At any rate, we weren't talking about antiques originally, we were talking about photographs. What's more, we weren't talking about photographs as such, but rather about digital snapshots. Meaning that we were talking about something that doesn't exist as a personal, tactile, material object that gets passed from hand to hand, but rather about a profusion of user-generated ephemera that circulates in the democratized realm of social media. It's this matter of physicality, or the lack of, that Jurgenson addresses in the essay's second part:
"Physicality, with its weight, smell and tactile interaction, grants a significance that bits have not (yet) achieved. The quickest way to invoke nostalgia for a time past with a photograph is to invoke the properties of the physical, which is done by mimicking the ravages of time through fading, simulated film grain and scratches as well as the addition of what appears to be photo-paper or Polaroid borders around the image. [...] That an old photo was taken and has survived grants it an authority that the equivalent digital photo taken today cannot achieve. In any case, that the faux-vintage photograph aspires to physicality is only part of why they have become so massively popular."
Or perhaps the popularity the app is simply because it provides a way of dressing up the shittiness and sterility of most cellphone snaps.

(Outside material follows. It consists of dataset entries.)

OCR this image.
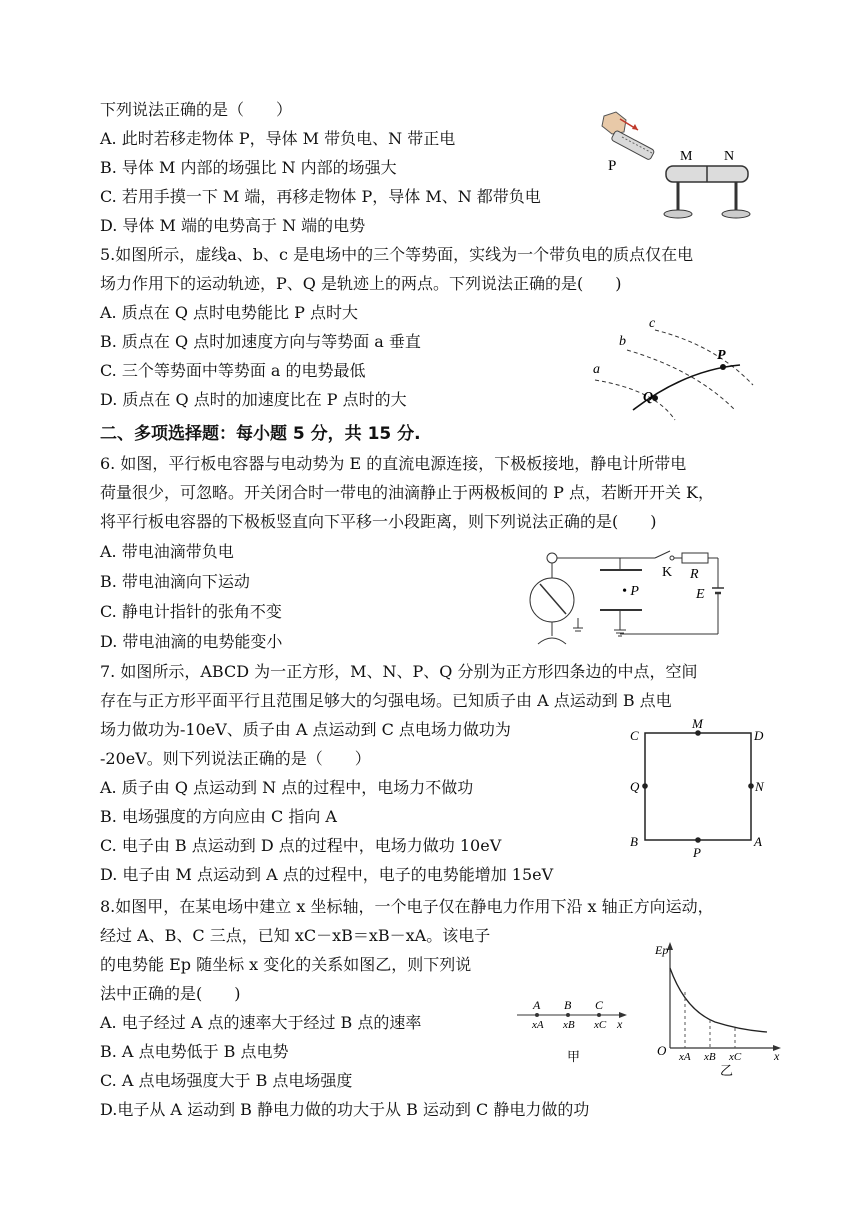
下列说法正确的是（　　）
A. 此时若移走物体 P，导体 M 带负电、N 带正电
B. 导体 M 内部的场强比 N 内部的场强大
C. 若用手摸一下 M 端，再移走物体 P，导体 M、N 都带负电
D. 导体 M 端的电势高于 N 端的电势
P
M N
5.如图所示，虚线a、b、c 是电场中的三个等势面，实线为一个带负电的质点仅在电
场力作用下的运动轨迹，P、Q 是轨迹上的两点。下列说法正确的是(　　)
A. 质点在 Q 点时电势能比 P 点时大
B. 质点在 Q 点时加速度方向与等势面 a 垂直
C. 三个等势面中等势面 a 的电势最低
D. 质点在 Q 点时的加速度比在 P 点时的大
a
b
c
P
Q
二、多项选择题：每小题 5 分，共 15 分.
6. 如图，平行板电容器与电动势为 E 的直流电源连接，下极板接地，静电计所带电
荷量很少，可忽略。开关闭合时一带电的油滴静止于两极板间的 P 点，若断开开关 K，
将平行板电容器的下极板竖直向下平移一小段距离，则下列说法正确的是(　　)
A. 带电油滴带负电
B. 带电油滴向下运动
C. 静电计指针的张角不变
D. 带电油滴的电势能变小
K R
E
• P
7. 如图所示，ABCD 为一正方形，M、N、P、Q 分别为正方形四条边的中点，空间
存在与正方形平面平行且范围足够大的匀强电场。已知质子由 A 点运动到 B 点电
场力做功为-10eV、质子由 A 点运动到 C 点电场力做功为
-20eV。则下列说法正确的是（　　）
A. 质子由 Q 点运动到 N 点的过程中，电场力不做功
B. 电场强度的方向应由 C 指向 A
C. 电子由 B 点运动到 D 点的过程中，电场力做功 10eV
D. 电子由 M 点运动到 A 点的过程中，电子的电势能增加 15eV
C	D
B	A
M
N
P
Q
8.如图甲，在某电场中建立 x 坐标轴，一个电子仅在静电力作用下沿 x 轴正方向运动，
经过 A、B、C 三点，已知 xC－xB＝xB－xA。该电子
的电势能 Ep 随坐标 x 变化的关系如图乙，则下列说
法中正确的是(　　)
A. 电子经过 A 点的速率大于经过 B 点的速率
B. A 点电势低于 B 点电势
C. A 点电场强度大于 B 点电场强度
D.电子从 A 运动到 B 静电力做的功大于从 B 运动到 C 静电力做的功
A B C
xA xB xC x
甲
Ep
O xA xB xC	x
乙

But returning to where I started up there at the top. Roland Barthes in Camera Lucida wrote about photographs in relation to narrative, history, memory, and mortality. Materiality didn't enter into his (or Sontag's) account, because it was a given -- the most common form in which photographs circulated, at the time. With Barthes, these matters of history, memory, and mortality all imply the same thing, that being a sense of loss in one form or another. Perhaps it is a sense of loss -- however small it might be -- informs the Instagram aesthetic of artificial aging, insofar as it (and similar apps) endow an image with a simulated aura of material origin, lend it a fictive history.** It is maybe that materiality constituted not only something of the photograph's aura, but also something of its essence. The way in which the residue of a life -- as captured/recorded by oneself or another -- is given not only documentation, but also its own small claim to mass, weight, and volume. An experience given substance, given tangibility, or some slight degree thereof, in a way that serves as a reassurance of our own corporeal existence, perhaps. Given form or body enough to serve as a makeshift bookmark, weight enough that it could much later -- and by sheer change -- tumble out of that same book and into the hands of someone else. A small fragment of a life unintentionally set adrift, eventually -- and randomly -- finding its way into that of another.

_ _ _ _ _ _ _ _ _ _ _ _ _ _ _ _ _ _ _ _ _ _ _ _ _ _ _ _

*  Baudrillard's notion of hyperreality is the one point in his writings that most reveals his indebtedness to the work of Marshall McLuhan, particularly McLuhan's "the medium is the message" rubric. In the case of something like Instagram, McLuhan's idea proves especially apt.

**  In the world of art and antiques, this is effectively a matter of an acquired versus an applied patina.